Après le procès d'Outreau
Ecrit par Eric DUSSART
Ils ont été reçus à la Chancellerie hier
Sept avocats remontés
C'est une sorte de service après vente que les avocats assurent pour leurs clients acquittés. Parce que tout n'est pas terminé quand la cour d'assises a définitivement blanchi des hommes et des femmes qui ont parfois passé près de trois ans en prison.
Ils sont donc montés à Paris, les avocats nordistes (à l'exception de Maître Julliet, l'avocat de Karine Duchauchois, qui est parisien), pour frapper à la porte du ministère de la Justice.
Hier, ils étaient reçus par Laurent Le Mesle, directeur de cabinet de Dominique Perben.

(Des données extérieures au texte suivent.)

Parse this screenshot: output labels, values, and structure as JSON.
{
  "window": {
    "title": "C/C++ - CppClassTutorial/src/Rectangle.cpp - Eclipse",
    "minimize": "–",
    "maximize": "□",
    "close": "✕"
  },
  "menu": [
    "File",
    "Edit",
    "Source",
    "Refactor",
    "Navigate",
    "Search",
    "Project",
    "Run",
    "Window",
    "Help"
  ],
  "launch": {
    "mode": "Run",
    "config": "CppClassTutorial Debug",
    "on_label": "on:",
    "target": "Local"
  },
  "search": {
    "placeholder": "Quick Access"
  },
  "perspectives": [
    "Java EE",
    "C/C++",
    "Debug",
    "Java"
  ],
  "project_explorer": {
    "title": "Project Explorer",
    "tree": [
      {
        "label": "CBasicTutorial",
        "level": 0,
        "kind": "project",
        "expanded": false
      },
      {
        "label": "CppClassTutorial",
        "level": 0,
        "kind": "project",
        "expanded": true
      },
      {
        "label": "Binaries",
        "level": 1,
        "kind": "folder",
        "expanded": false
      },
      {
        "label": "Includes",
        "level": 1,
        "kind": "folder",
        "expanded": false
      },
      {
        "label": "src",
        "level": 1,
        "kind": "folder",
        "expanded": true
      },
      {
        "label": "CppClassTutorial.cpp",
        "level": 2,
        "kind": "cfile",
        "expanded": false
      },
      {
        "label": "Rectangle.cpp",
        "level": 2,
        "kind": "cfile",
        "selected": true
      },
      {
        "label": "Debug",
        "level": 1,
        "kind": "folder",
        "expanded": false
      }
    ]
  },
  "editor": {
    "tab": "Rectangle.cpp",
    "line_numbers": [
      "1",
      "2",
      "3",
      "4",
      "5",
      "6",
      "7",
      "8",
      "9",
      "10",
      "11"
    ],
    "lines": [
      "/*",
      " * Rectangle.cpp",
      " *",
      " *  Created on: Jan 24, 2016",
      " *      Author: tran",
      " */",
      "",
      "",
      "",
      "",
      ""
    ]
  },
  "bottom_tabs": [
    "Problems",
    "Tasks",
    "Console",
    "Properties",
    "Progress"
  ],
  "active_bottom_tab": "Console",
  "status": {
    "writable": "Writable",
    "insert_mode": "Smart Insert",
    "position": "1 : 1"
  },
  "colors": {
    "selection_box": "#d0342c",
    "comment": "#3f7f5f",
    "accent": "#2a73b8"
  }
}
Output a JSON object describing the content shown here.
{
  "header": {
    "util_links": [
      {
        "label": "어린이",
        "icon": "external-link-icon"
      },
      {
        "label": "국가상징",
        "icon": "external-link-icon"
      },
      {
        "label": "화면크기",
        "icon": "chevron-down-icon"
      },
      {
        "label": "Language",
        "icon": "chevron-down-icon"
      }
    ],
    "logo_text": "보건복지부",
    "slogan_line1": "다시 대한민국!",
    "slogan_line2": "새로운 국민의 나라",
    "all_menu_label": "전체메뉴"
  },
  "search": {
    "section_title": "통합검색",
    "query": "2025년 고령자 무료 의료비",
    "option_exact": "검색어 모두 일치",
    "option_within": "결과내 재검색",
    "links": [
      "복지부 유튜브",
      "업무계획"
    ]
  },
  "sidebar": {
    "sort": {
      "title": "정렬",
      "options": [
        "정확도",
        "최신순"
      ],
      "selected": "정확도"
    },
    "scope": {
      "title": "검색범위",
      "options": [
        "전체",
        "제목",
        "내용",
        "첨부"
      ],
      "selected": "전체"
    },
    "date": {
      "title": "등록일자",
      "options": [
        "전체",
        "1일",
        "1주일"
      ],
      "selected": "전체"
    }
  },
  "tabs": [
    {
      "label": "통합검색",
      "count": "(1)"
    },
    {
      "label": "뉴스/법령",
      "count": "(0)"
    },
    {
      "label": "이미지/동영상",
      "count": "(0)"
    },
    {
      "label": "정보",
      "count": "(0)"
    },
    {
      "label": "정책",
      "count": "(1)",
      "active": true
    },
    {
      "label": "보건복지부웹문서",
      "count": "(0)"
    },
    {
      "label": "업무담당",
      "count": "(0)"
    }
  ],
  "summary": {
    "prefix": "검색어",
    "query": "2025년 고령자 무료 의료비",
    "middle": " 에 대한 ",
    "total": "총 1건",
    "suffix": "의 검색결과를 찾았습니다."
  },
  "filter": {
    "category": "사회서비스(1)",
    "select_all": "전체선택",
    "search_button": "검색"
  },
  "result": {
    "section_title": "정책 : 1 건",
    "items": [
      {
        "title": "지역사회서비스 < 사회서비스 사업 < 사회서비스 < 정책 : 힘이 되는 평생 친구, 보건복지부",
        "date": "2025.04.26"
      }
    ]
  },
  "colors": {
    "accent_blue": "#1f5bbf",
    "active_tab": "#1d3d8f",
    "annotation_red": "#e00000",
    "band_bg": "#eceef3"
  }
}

« Nous avions plusieurs choses à évoquer », récapitule Eric Dupond-Moretti évidemment aux premières loges : « D'abord, nous demandons que l'Etat reconnaisse la notion de faute lourde. (1) » Ce qui n'est pas rien. L'avocat de Roselyne Godard dit lui-même que ce serait une première en France : « Le chemin traditionnel, c'est le chemin judiciaire. Si vous estimez que l'Etat a commis une faute lourde, vous devez assigner l'agent judiciaire du Trésor devant le tribunal de grande instance. » Et c'est le tribunal qui tranche.
Volet moral
Mais là, symboliquement, les sept personnes acquittées lors de ce procès souhaitent que l'Etat reconnaisse lui-même sa faute. Place Vendôme, on cache mal un certain scepticisme, mais les avocats nordistes ne l'ont pas compris de cette manière. A sa sortie de la Chancellerie, Eric Dupond-Moretti était satisfait : « Le principe d'une discussion est acquis. Elle aura lieu ici, et la première réunion se tiendra dans deux ou trois semaines. Ce sera à nous d'expliquer en quoi il y a là manifestement uen faute lourde. »
C'est le volet matériel des dédommagements attendus : si la faute lourde est reconnue (et si l'Etat ne le fait pas lui-même, l'action devant le TGI sera engagée.), les indemnités versées aux personnes ayant été incarcérées abusivement seront autrement élevées.
Et puis, « nos clients espèrent toujours être reçus par M. Perben ». C'est le volet moral, celui sur lequel insistent tout particulièrement Hervé Corbanesi ou Franck Berton, par exemple. « Une poignée de main du ministre, pour Pierre Martel, aurait beaucoup de poids. Cela voudrait dire tellement de choses », insiste Hervé Corbanesi, l'avocat du chauffeur de taxi d'Outreau.
Et Franck Berton, conseil volontiers sarcastique d'Odile Marécaux, appuie où ça fait mal :« Une poignée de main, c'est gratuit ».
Ambiance.
Et il explique pourquoi les acquittés de Saint-Omer « doivent » être reçus par M.Perben : « D'abord, ils sont sept !!! Ensuite, toute la France s'est passionnée pour leur sort. Enfin, et ce n'est pas rien, le président lui-même a demandé que leur réhabilitation soit exemplaire. »
Ils sont sortis remontés comme des pendules, bien contents d'avoir été écoutés. Manifestement, les relations de ces avocats-là avec la Chancellerie sont plus chaleureuses qu'avec certains des magistrats de la cour d'appel de Douai, « où l'on s'est plus ému des critiques adressées à la justice que du sort d'hommes et de femmes abusivement emprisonnés », tonnent en chour Eric Dupond-Moretti et Franck Berton. Il fera bon dans les prétoires de la région cet hiver.